Drove to Devon (car just does the three hundred mile journey by itself these says while I snooze on the back seat, I wish).
Spent a week volunteering with the National Trust helping to decorate Killerton House for Christmas.
Good things: great company, good food, fabulous instruction from the fabulous Sarah Pepper so that I now know how to make wreaths and swag mantelpieces. I am not an experienced or talented flower arranger. Every day after a few minutes of working away on my own I looked at what I was doing compared to everyone else and felt such a rush of shame and embarrassment that I contemplated just sneaking out and not coming back. Yet every day when I persevered, following the guidance I had been given, not giving up, remembering that with Christmas decoration "more is more", whatever I was working on turned a corner and suddenly came out right. Thank you Sarah!
However, bad things: sleeping in a bunkhouse, especially on the top bunk. There is nothing like knowing that you can't go to the bathroom in the middle of the night without waking the world to make you desperate to go and quite unable to sleep. Actually that was the only bad thing, that and maybe a bit much hanging about from time to time. On the whole, good week.

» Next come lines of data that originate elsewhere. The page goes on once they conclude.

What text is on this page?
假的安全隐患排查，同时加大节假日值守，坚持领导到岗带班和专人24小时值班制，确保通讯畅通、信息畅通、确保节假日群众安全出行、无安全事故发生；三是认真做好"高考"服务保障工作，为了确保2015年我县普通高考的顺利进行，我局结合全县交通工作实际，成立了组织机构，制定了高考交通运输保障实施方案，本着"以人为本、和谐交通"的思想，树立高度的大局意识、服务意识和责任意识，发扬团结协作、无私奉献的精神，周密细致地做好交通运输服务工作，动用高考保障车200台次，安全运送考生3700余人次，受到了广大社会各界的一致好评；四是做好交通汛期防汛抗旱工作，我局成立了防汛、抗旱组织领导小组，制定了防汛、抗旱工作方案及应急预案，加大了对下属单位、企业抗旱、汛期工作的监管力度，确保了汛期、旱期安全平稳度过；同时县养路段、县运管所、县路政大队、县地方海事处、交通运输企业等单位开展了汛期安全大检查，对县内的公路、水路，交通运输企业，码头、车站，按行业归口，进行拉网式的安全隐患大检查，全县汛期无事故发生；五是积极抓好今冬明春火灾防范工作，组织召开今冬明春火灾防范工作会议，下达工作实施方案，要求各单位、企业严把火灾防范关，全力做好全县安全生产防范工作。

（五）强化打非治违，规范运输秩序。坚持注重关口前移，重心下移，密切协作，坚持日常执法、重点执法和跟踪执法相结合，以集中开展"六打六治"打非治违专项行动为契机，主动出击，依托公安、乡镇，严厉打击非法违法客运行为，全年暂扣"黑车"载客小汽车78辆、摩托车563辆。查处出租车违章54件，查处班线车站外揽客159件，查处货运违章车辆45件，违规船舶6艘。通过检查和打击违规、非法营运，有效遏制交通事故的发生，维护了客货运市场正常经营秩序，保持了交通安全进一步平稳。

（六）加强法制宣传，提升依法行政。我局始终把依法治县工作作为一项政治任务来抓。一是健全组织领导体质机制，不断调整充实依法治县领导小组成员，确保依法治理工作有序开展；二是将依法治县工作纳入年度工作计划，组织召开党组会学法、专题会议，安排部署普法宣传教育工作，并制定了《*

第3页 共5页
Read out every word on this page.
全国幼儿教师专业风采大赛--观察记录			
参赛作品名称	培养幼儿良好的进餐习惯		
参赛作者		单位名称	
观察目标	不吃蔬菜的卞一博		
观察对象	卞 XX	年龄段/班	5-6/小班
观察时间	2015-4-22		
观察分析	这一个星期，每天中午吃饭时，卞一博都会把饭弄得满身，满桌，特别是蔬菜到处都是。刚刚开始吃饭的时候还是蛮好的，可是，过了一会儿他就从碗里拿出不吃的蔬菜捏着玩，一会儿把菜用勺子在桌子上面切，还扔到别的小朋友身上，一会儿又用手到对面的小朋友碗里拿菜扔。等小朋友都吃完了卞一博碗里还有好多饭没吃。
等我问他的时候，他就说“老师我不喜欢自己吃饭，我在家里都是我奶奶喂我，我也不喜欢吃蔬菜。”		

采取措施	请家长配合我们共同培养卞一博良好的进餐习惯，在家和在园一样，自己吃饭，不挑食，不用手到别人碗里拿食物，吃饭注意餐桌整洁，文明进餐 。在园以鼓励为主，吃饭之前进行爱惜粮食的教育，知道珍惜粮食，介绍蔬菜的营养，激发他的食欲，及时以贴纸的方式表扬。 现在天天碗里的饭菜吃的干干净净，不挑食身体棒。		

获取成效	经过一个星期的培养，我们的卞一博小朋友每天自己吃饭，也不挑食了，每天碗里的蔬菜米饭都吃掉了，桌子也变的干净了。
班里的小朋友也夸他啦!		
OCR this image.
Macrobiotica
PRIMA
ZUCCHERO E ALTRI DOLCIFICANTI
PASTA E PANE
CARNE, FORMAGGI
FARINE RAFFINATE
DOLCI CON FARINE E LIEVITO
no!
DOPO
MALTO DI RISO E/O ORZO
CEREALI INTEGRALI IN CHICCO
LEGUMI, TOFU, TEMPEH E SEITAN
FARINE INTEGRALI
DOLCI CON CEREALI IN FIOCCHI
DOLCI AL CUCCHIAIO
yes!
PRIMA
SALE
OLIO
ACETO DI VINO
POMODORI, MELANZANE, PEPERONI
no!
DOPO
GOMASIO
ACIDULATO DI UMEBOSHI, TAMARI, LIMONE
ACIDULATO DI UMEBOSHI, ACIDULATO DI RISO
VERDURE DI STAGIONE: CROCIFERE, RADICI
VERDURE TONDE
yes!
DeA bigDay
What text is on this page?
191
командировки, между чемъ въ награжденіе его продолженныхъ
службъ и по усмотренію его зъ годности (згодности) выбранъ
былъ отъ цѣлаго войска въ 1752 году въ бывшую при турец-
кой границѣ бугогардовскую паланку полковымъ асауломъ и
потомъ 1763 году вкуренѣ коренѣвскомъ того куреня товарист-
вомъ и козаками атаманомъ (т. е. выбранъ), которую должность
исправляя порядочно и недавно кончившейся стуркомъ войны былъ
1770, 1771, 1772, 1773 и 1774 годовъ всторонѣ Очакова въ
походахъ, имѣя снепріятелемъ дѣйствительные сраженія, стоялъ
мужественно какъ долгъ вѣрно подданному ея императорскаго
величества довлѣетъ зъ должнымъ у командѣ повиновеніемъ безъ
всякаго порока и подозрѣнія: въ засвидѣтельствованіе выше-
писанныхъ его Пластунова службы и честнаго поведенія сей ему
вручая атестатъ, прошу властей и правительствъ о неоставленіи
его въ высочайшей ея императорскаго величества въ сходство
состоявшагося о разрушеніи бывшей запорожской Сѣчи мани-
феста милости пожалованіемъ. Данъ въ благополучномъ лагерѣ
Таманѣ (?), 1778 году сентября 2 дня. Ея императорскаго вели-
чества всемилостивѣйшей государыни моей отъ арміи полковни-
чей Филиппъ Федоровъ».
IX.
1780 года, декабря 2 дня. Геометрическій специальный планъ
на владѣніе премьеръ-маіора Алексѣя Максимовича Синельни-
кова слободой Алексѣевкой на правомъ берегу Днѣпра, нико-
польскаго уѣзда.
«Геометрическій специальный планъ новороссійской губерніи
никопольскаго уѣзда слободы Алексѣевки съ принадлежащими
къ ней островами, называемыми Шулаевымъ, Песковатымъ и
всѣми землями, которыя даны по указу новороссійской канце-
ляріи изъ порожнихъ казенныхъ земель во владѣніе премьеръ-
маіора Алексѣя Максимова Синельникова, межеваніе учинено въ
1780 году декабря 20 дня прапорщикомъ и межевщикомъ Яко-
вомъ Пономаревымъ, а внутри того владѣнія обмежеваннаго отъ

Drove to South Wales to see older daughter and family and to celebrate grandson's fifth birthday. Spent the afternoon playing "What kind of dinosaur am I?" with Joseph and his four year old cousin, then drove home taking four and a half hours for a three hour journey because the police had closed the A470. Home, yoga, choir, Manchester, took my mother's oldest friend out to lunch because she's lovely, attempted to think about Christmas and failed utterly.
At the beginning of the week Ian drove us to Chepstow to pick up my brother and then on down to Devon again where we stayed with my sister and used the fact that there were two of us for two wheelchairs to spend time with my brother and my father together. Lovely and exhausting and full of the mixture of pleasure in their company and deep sadness as dad moves slowly on the hard road laid out for him by Motor Neurone Disease. Came home, Ian doing all the driving again, dropping my brother back home on the way. Fell into bed, slept fitfully, dreaming uncomfortable dreams.
And then a couple of days with daughter in law and three and a half month old grandson staying.
Such a smiley baby, beaming with delight when Ian blows raspberries for him. Lovely to see my daughter in law so clearly knowing her baby, responding to his little noises, the expressions which chase across his face, with love and laughter and sensitivity. He is growing so fast that I have had to change the length of the little cardigan I am knitting for him.
It all feels a blur, of ageing and illness and growing and new life and driving and hurtling towards Christmas. Tonight I will stop, have a bath and lie quietly in the hot water, sit by the fire and breathe, listen to the flames as the logs burn in the stove and be still. And then maybe I will sleep a deep dreamless sleep in my own bed with Ian beside me.